What, precisely, is the security wall that keeps us from slipping that far down? Is it our sense that we are the good guys? Is it a medicine bag of democratic nostrums and notions, an ethos, a vague sense of right and wrong, a line drawn in the sand over which we are sure we would never cross. Where is this line? What stops us from stepping over it, or from being pushed over it by perceived historical necessities? We are more than familiar with what bad guys do, the Hitlers and Stalins and Maos and suicide bombers of diverse persuasions, and all their lesser imitators. But what about us? Where, exactly, are our outermost limits of the permissible?


“If God is dead, then everything is permissible,” says one of the characters in Dostoevsky’s The Brothers Karamazov. But what if a person still believes in God and goes to church, perhaps even devotedly, yet his instinctive feelings and his choices remain those of a practical materialist? For such a person, “everything” is still permissible, but it is considered an unfortunate unavoidable necessity. Thus, he will need to find a self-justifying political philosophy, without which he could not live with himself. His philosophy may be brilliantly articulated or hardly articulate at all, but in its various degrees of sophistication it will do a common thing: It will deny that moral absolutes are authoritative in every sphere of human endeavor. He may bow to those absolutes when practiced in private life, but will negotiate them away in the realm of public life. The negotiations may be argued in sublime language, the moral questions sliced to molecular thinness, the compromises justified by impressive reasoning, but the end effect will be the same. The “liberal” and “neo-liberal,” the “conservative” and “neo-conservative” alike, will enclose the moral order of the universe in a ghetto, and he will do it in the name of freedom.

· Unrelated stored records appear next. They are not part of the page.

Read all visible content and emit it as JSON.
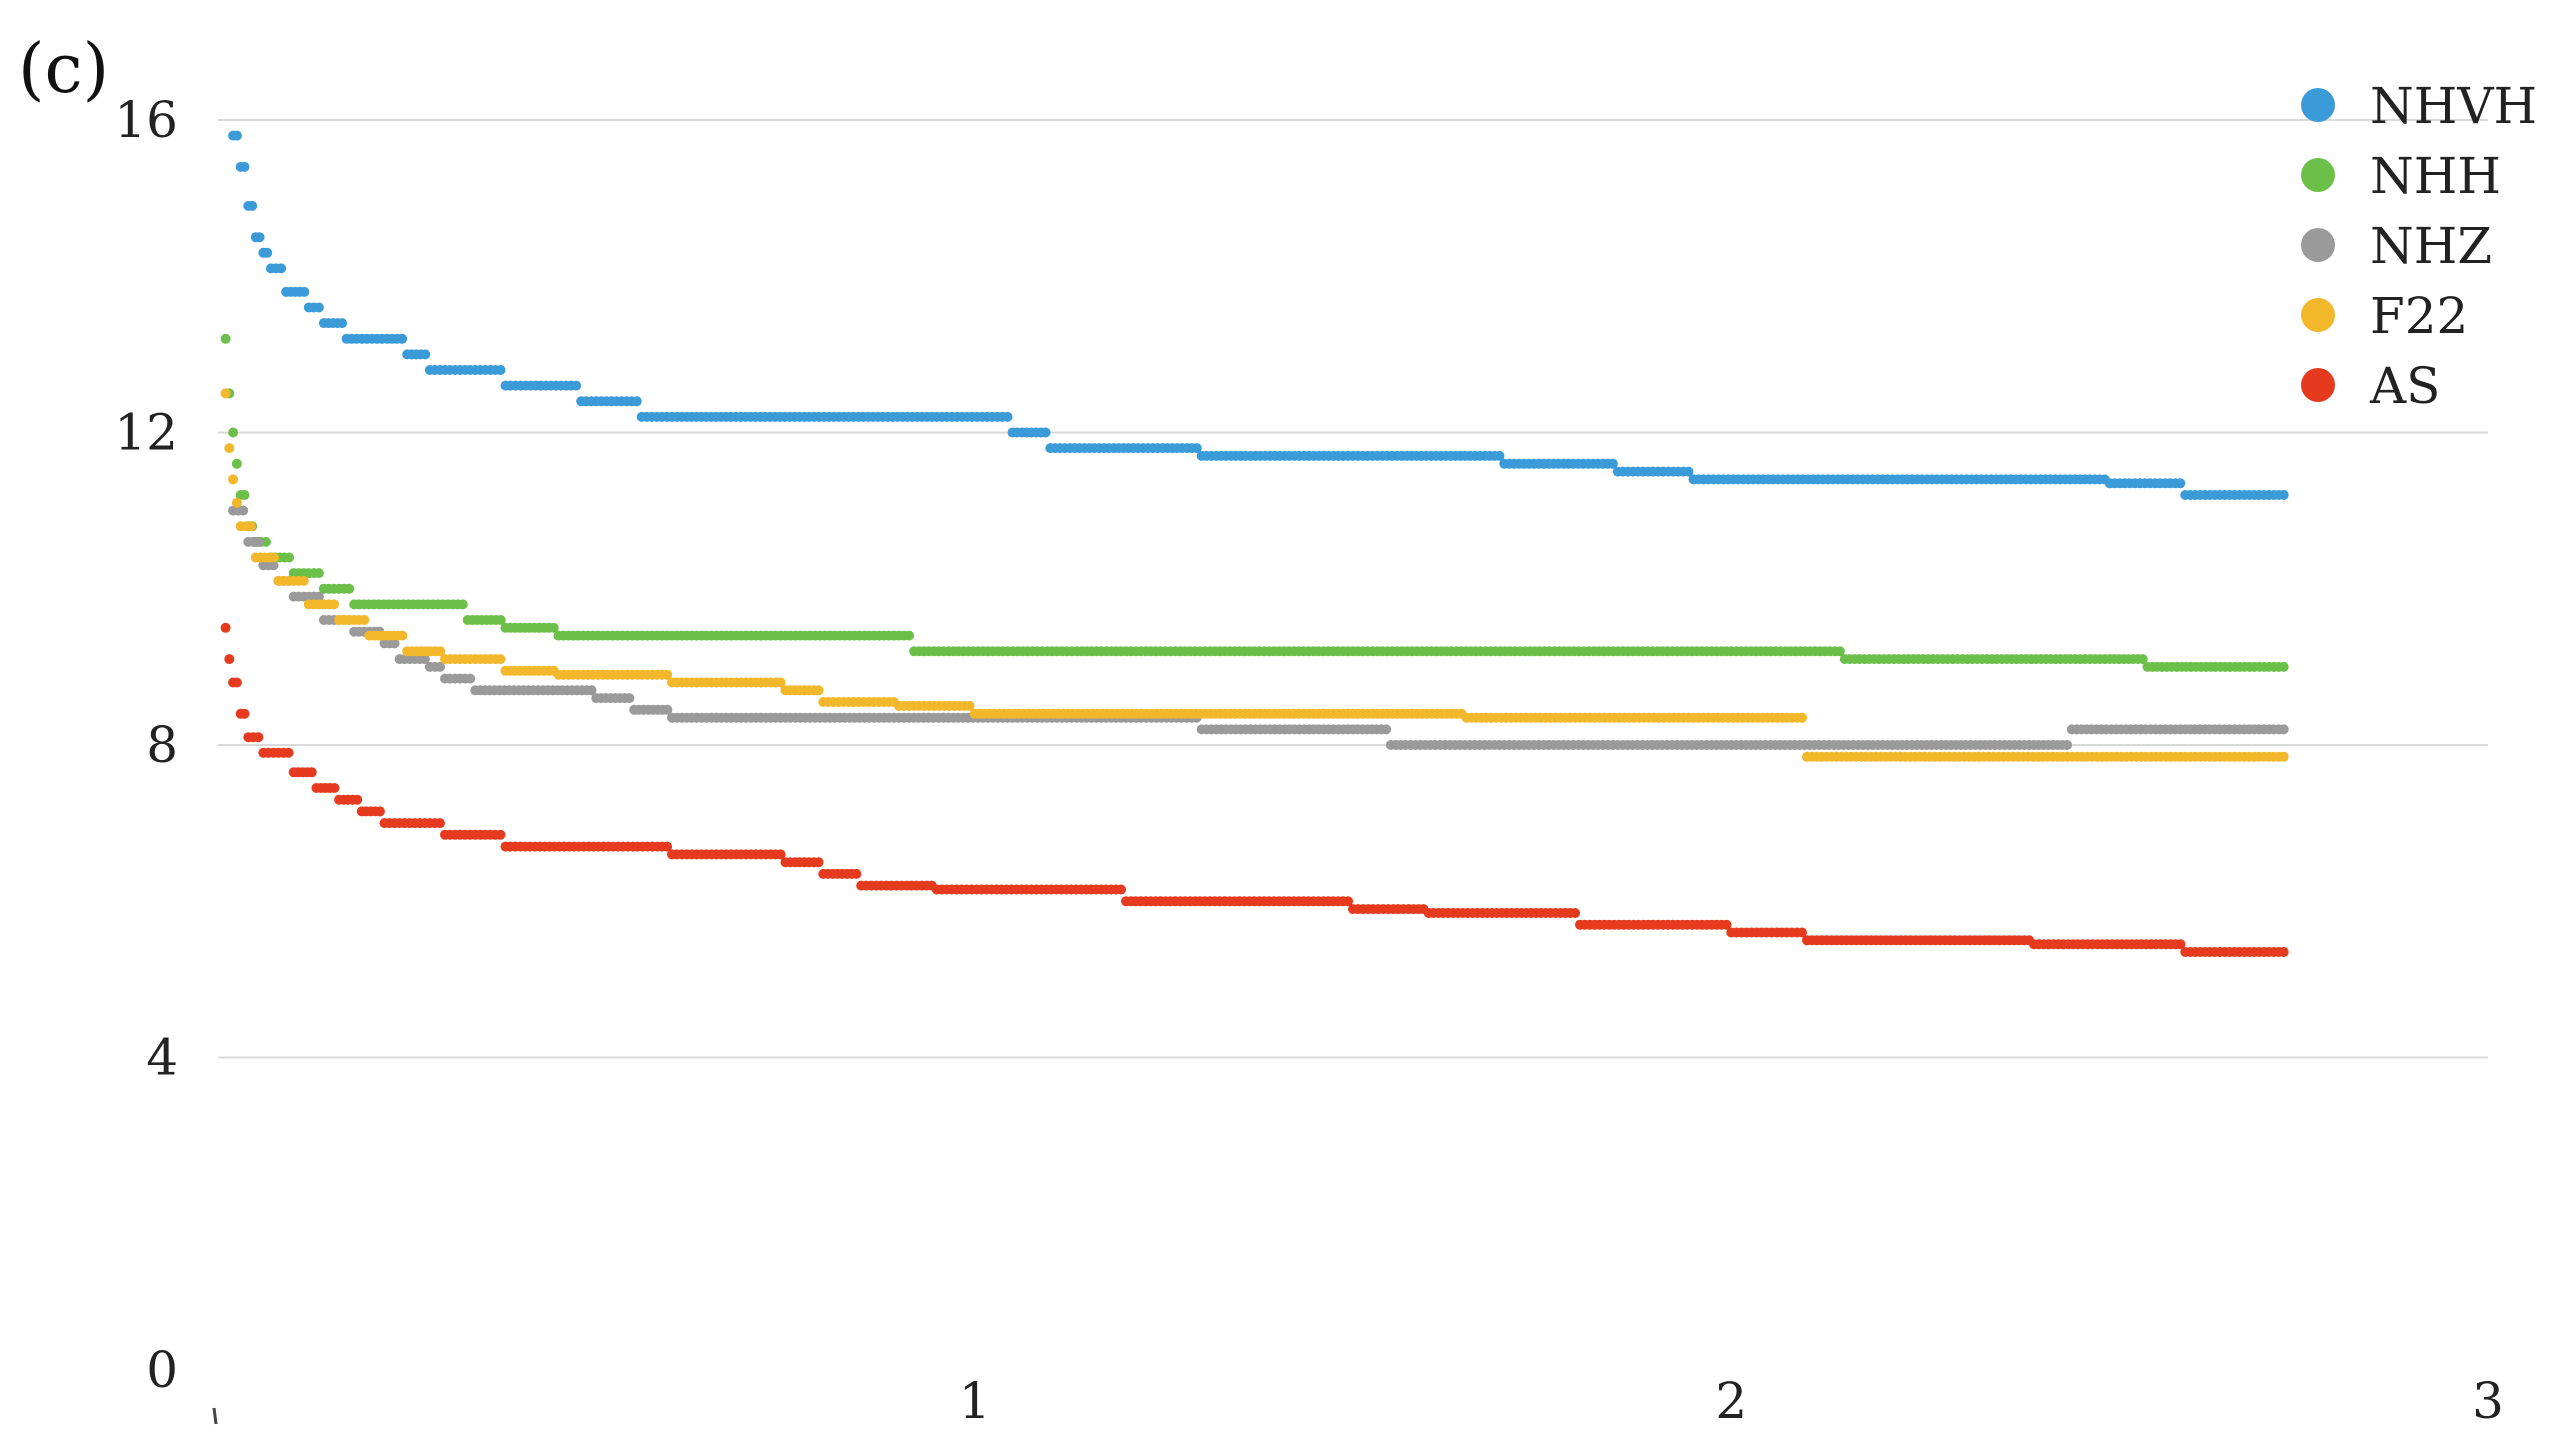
{
  "panel_label": "(c)",
  "chart_data": {
    "type": "scatter",
    "title": "",
    "xlabel": "",
    "ylabel": "",
    "xlim": [
      0,
      3
    ],
    "ylim": [
      0,
      16
    ],
    "x_ticks": [
      "1",
      "2",
      "3"
    ],
    "y_ticks": [
      "0",
      "4",
      "8",
      "12",
      "16"
    ],
    "grid": "horizontal",
    "legend": "top-right",
    "series": [
      {
        "name": "NHVH",
        "color": "#3b9ad8",
        "steps": [
          [
            0.02,
            15.8
          ],
          [
            0.03,
            15.4
          ],
          [
            0.04,
            14.9
          ],
          [
            0.05,
            14.5
          ],
          [
            0.06,
            14.3
          ],
          [
            0.07,
            14.1
          ],
          [
            0.09,
            13.8
          ],
          [
            0.12,
            13.6
          ],
          [
            0.14,
            13.4
          ],
          [
            0.17,
            13.2
          ],
          [
            0.25,
            13.0
          ],
          [
            0.28,
            12.8
          ],
          [
            0.38,
            12.6
          ],
          [
            0.48,
            12.4
          ],
          [
            0.56,
            12.2
          ],
          [
            0.6,
            12.2
          ],
          [
            0.95,
            12.2
          ],
          [
            1.05,
            12.0
          ],
          [
            1.1,
            11.8
          ],
          [
            1.3,
            11.7
          ],
          [
            1.7,
            11.6
          ],
          [
            1.85,
            11.5
          ],
          [
            1.95,
            11.4
          ],
          [
            2.2,
            11.4
          ],
          [
            2.5,
            11.35
          ],
          [
            2.6,
            11.2
          ],
          [
            2.73,
            11.2
          ]
        ]
      },
      {
        "name": "NHH",
        "color": "#6cc04a",
        "steps": [
          [
            0.01,
            13.2
          ],
          [
            0.015,
            12.5
          ],
          [
            0.02,
            12.0
          ],
          [
            0.025,
            11.6
          ],
          [
            0.03,
            11.2
          ],
          [
            0.04,
            10.8
          ],
          [
            0.05,
            10.6
          ],
          [
            0.07,
            10.4
          ],
          [
            0.1,
            10.2
          ],
          [
            0.14,
            10.0
          ],
          [
            0.18,
            9.8
          ],
          [
            0.33,
            9.6
          ],
          [
            0.38,
            9.5
          ],
          [
            0.45,
            9.4
          ],
          [
            0.6,
            9.4
          ],
          [
            0.9,
            9.4
          ],
          [
            0.92,
            9.2
          ],
          [
            1.5,
            9.2
          ],
          [
            2.0,
            9.2
          ],
          [
            2.15,
            9.1
          ],
          [
            2.5,
            9.1
          ],
          [
            2.55,
            9.0
          ],
          [
            2.73,
            9.0
          ]
        ]
      },
      {
        "name": "NHZ",
        "color": "#9a9a9a",
        "steps": [
          [
            0.02,
            11.0
          ],
          [
            0.04,
            10.6
          ],
          [
            0.06,
            10.3
          ],
          [
            0.08,
            10.1
          ],
          [
            0.1,
            9.9
          ],
          [
            0.14,
            9.6
          ],
          [
            0.18,
            9.45
          ],
          [
            0.22,
            9.3
          ],
          [
            0.24,
            9.1
          ],
          [
            0.28,
            9.0
          ],
          [
            0.3,
            8.85
          ],
          [
            0.34,
            8.7
          ],
          [
            0.5,
            8.6
          ],
          [
            0.55,
            8.45
          ],
          [
            0.6,
            8.35
          ],
          [
            0.9,
            8.35
          ],
          [
            1.2,
            8.35
          ],
          [
            1.3,
            8.2
          ],
          [
            1.5,
            8.2
          ],
          [
            1.55,
            8.0
          ],
          [
            2.0,
            8.0
          ],
          [
            2.4,
            8.0
          ],
          [
            2.45,
            8.2
          ],
          [
            2.73,
            8.2
          ]
        ]
      },
      {
        "name": "F22",
        "color": "#f2b72a",
        "steps": [
          [
            0.01,
            12.5
          ],
          [
            0.015,
            11.8
          ],
          [
            0.02,
            11.4
          ],
          [
            0.025,
            11.1
          ],
          [
            0.03,
            10.8
          ],
          [
            0.05,
            10.4
          ],
          [
            0.08,
            10.1
          ],
          [
            0.12,
            9.8
          ],
          [
            0.16,
            9.6
          ],
          [
            0.2,
            9.4
          ],
          [
            0.25,
            9.2
          ],
          [
            0.3,
            9.1
          ],
          [
            0.38,
            8.95
          ],
          [
            0.45,
            8.9
          ],
          [
            0.6,
            8.8
          ],
          [
            0.75,
            8.7
          ],
          [
            0.8,
            8.55
          ],
          [
            0.9,
            8.5
          ],
          [
            1.0,
            8.4
          ],
          [
            1.5,
            8.4
          ],
          [
            1.65,
            8.35
          ],
          [
            2.1,
            7.85
          ],
          [
            2.73,
            7.85
          ]
        ]
      },
      {
        "name": "AS",
        "color": "#e63a1e",
        "steps": [
          [
            0.01,
            9.5
          ],
          [
            0.015,
            9.1
          ],
          [
            0.02,
            8.8
          ],
          [
            0.03,
            8.4
          ],
          [
            0.04,
            8.1
          ],
          [
            0.06,
            7.9
          ],
          [
            0.1,
            7.65
          ],
          [
            0.13,
            7.45
          ],
          [
            0.16,
            7.3
          ],
          [
            0.19,
            7.15
          ],
          [
            0.22,
            7.0
          ],
          [
            0.3,
            6.85
          ],
          [
            0.38,
            6.7
          ],
          [
            0.6,
            6.6
          ],
          [
            0.75,
            6.5
          ],
          [
            0.8,
            6.35
          ],
          [
            0.85,
            6.2
          ],
          [
            0.95,
            6.15
          ],
          [
            1.2,
            6.0
          ],
          [
            1.5,
            5.9
          ],
          [
            1.6,
            5.85
          ],
          [
            1.8,
            5.7
          ],
          [
            2.0,
            5.6
          ],
          [
            2.1,
            5.5
          ],
          [
            2.4,
            5.45
          ],
          [
            2.6,
            5.35
          ],
          [
            2.73,
            5.35
          ]
        ]
      }
    ]
  }
}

What, then, is the solution? At the very least it will demand of us, each in his own vocation and sphere of influence, a consecration to Truth as the final arbiter of reality in all situations that confront us. It will necessarily lead us to abandoning artificial constructs of interaction with the world—especially those strategies that would seek a good at the cost of hiding or equivocating the truth. It will demand courage of us, especially the willingness to lose everything for the sake of truth. Moreover, it will demand that in our very being we become presences of incarnated truth, bringing Christ into the so-called “naked public square” not only in our words but with our whole lives. It must be done with love, but it must also be done firmly, clearly, and with moral authority. Mankind does not need more rhetoric. It needs living words dynamically present in the agoras of the world. It needs steadfast men, it needs witnesses, it needs martyrs.

A generation ago, Cardinal Joseph Ratzinger said in an interview that the two most compelling evangelical gifts of the Church are its martyrs and its arts. The role of martyrdom in an apostate age remains what it always has been, though its forms are now many. But what can our cultural works do to resist the decline and fall of a civilization? For one thing, they can be signs of contradiction against the tyrannical character of the surrounding psychological cosmos, the anti-human, which is the overwhelming ethos of our times. For another, they can point to a coming dawn, the civilization of love that is still possible for mankind.

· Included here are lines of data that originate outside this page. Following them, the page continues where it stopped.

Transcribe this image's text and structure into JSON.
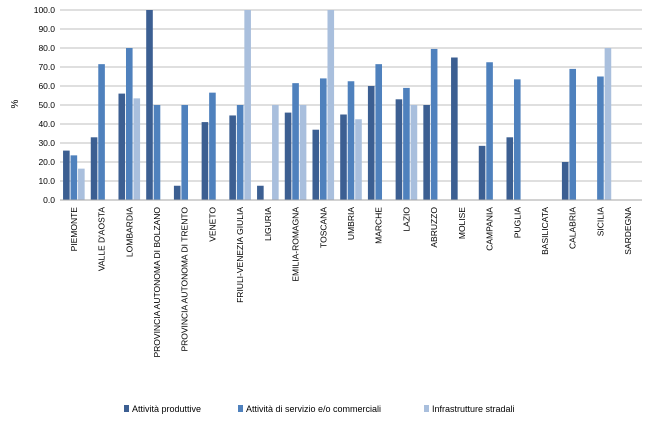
{
  "chart_data": {
    "type": "bar",
    "ylabel": "%",
    "ylim": [
      0,
      100
    ],
    "yticks": [
      "0.0",
      "10.0",
      "20.0",
      "30.0",
      "40.0",
      "50.0",
      "60.0",
      "70.0",
      "80.0",
      "90.0",
      "100.0"
    ],
    "grid": true,
    "legend_position": "bottom",
    "categories": [
      "PIEMONTE",
      "VALLE D'AOSTA",
      "LOMBARDIA",
      "PROVINCIA AUTONOMA DI BOLZANO",
      "PROVINCIA AUTONOMA DI TRENTO",
      "VENETO",
      "FRIULI-VENEZIA GIULIA",
      "LIGURIA",
      "EMILIA-ROMAGNA",
      "TOSCANA",
      "UMBRIA",
      "MARCHE",
      "LAZIO",
      "ABRUZZO",
      "MOLISE",
      "CAMPANIA",
      "PUGLIA",
      "BASILICATA",
      "CALABRIA",
      "SICILIA",
      "SARDEGNA"
    ],
    "series": [
      {
        "name": "Attività produttive",
        "color": "#3c5f92",
        "values": [
          26,
          33,
          56,
          100,
          7.5,
          41,
          44.5,
          7.5,
          46,
          37,
          45,
          60,
          53,
          50,
          75,
          28.5,
          33,
          null,
          20,
          null,
          null
        ]
      },
      {
        "name": "Attività di servizio e/o commerciali",
        "color": "#4f81bd",
        "values": [
          23.5,
          71.5,
          80,
          50,
          50,
          56.5,
          50,
          null,
          61.5,
          64,
          62.5,
          71.5,
          59,
          79.5,
          null,
          72.5,
          63.5,
          null,
          69,
          65,
          null
        ]
      },
      {
        "name": "Infrastrutture stradali",
        "color": "#a9bfdd",
        "values": [
          16.5,
          null,
          53.5,
          null,
          null,
          null,
          100,
          50,
          50,
          100,
          42.5,
          null,
          50,
          null,
          null,
          null,
          null,
          null,
          null,
          80,
          null
        ]
      }
    ]
  }
}
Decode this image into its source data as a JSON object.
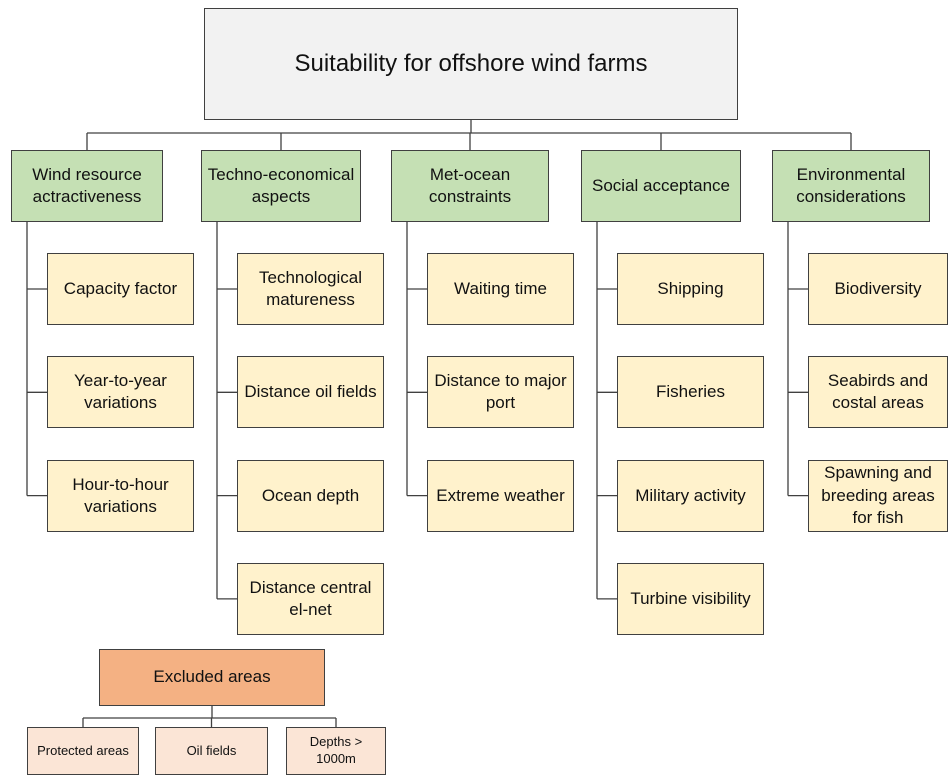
{
  "root": {
    "label": "Suitability for offshore wind farms"
  },
  "categories": [
    {
      "label": "Wind resource actractiveness",
      "children": [
        "Capacity factor",
        "Year-to-year variations",
        "Hour-to-hour variations"
      ]
    },
    {
      "label": "Techno-economical aspects",
      "children": [
        "Technological matureness",
        "Distance oil fields",
        "Ocean depth",
        "Distance central el-net"
      ]
    },
    {
      "label": "Met-ocean constraints",
      "children": [
        "Waiting time",
        "Distance to major port",
        "Extreme weather"
      ]
    },
    {
      "label": "Social acceptance",
      "children": [
        "Shipping",
        "Fisheries",
        "Military activity",
        "Turbine visibility"
      ]
    },
    {
      "label": "Environmental considerations",
      "children": [
        "Biodiversity",
        "Seabirds and costal areas",
        "Spawning and breeding areas for fish"
      ]
    }
  ],
  "excluded": {
    "label": "Excluded areas",
    "children": [
      "Protected areas",
      "Oil fields",
      "Depths > 1000m"
    ]
  }
}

“We are not asked to have shining armor to overcome Goliath, but simply to know how to choose a few stones, the right ones, with the wisdom and courage of David.” (John Paul II)

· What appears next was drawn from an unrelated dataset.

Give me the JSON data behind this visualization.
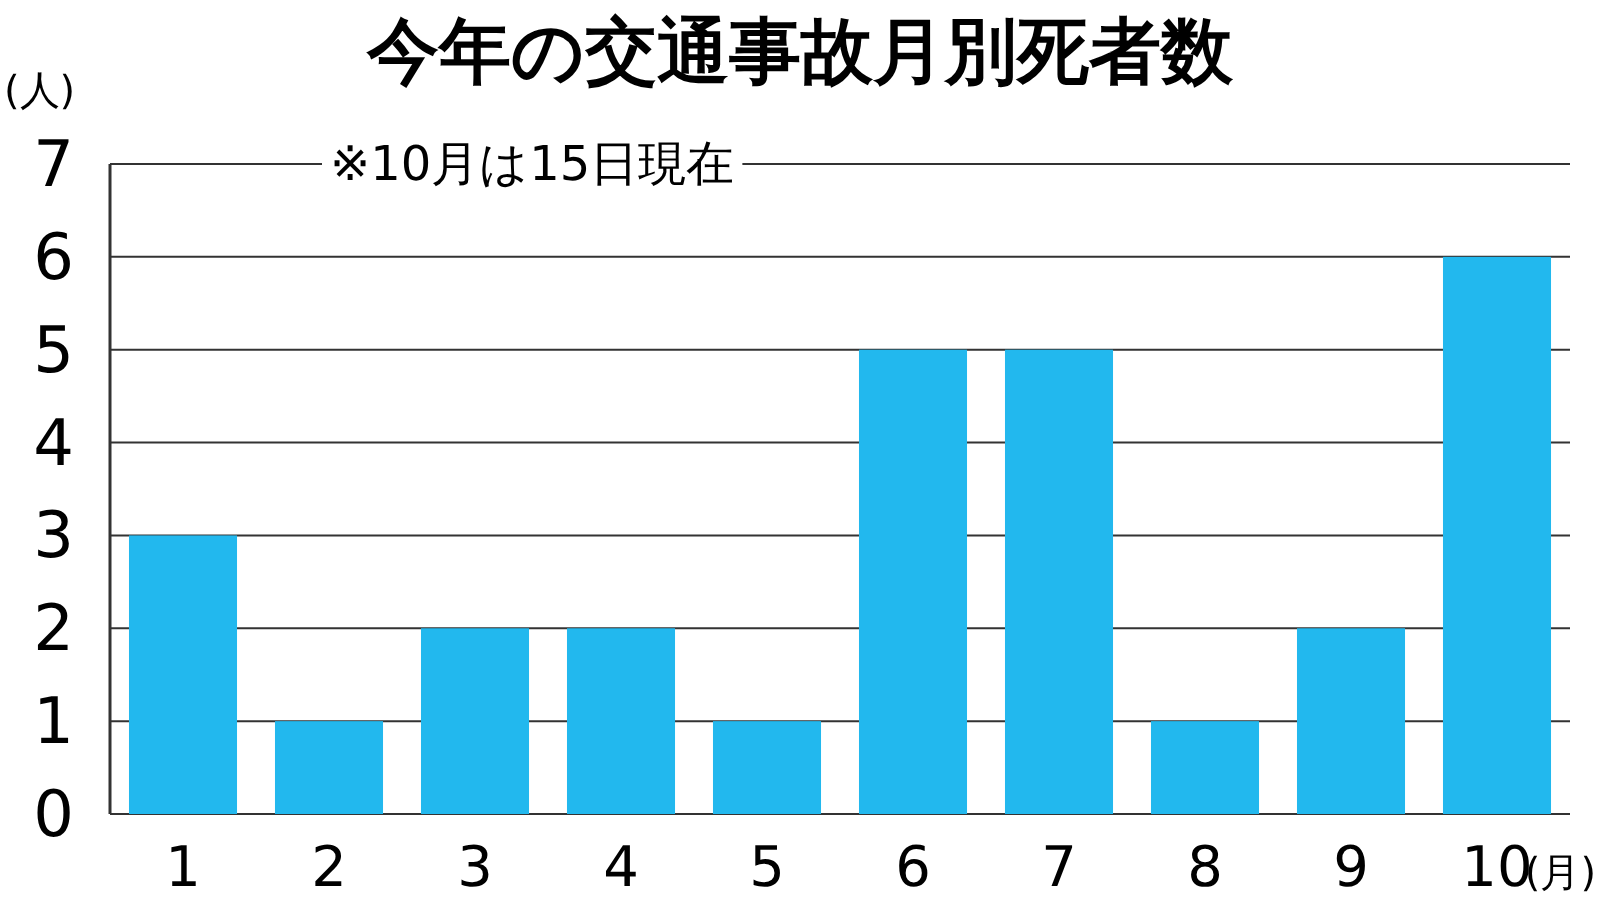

Impossible in human terms, by human strengths? Yes, of course it is. But it is precisely the impossible to which we are called. The Gospels first revolutionized the world and gave us civilization because a small group of people dared to believe in the impossible. They knew that Jesus is the Master of the Impossible. His birth, death, and resurrection were the “impossible” surprise in history. And there are more surprises to come.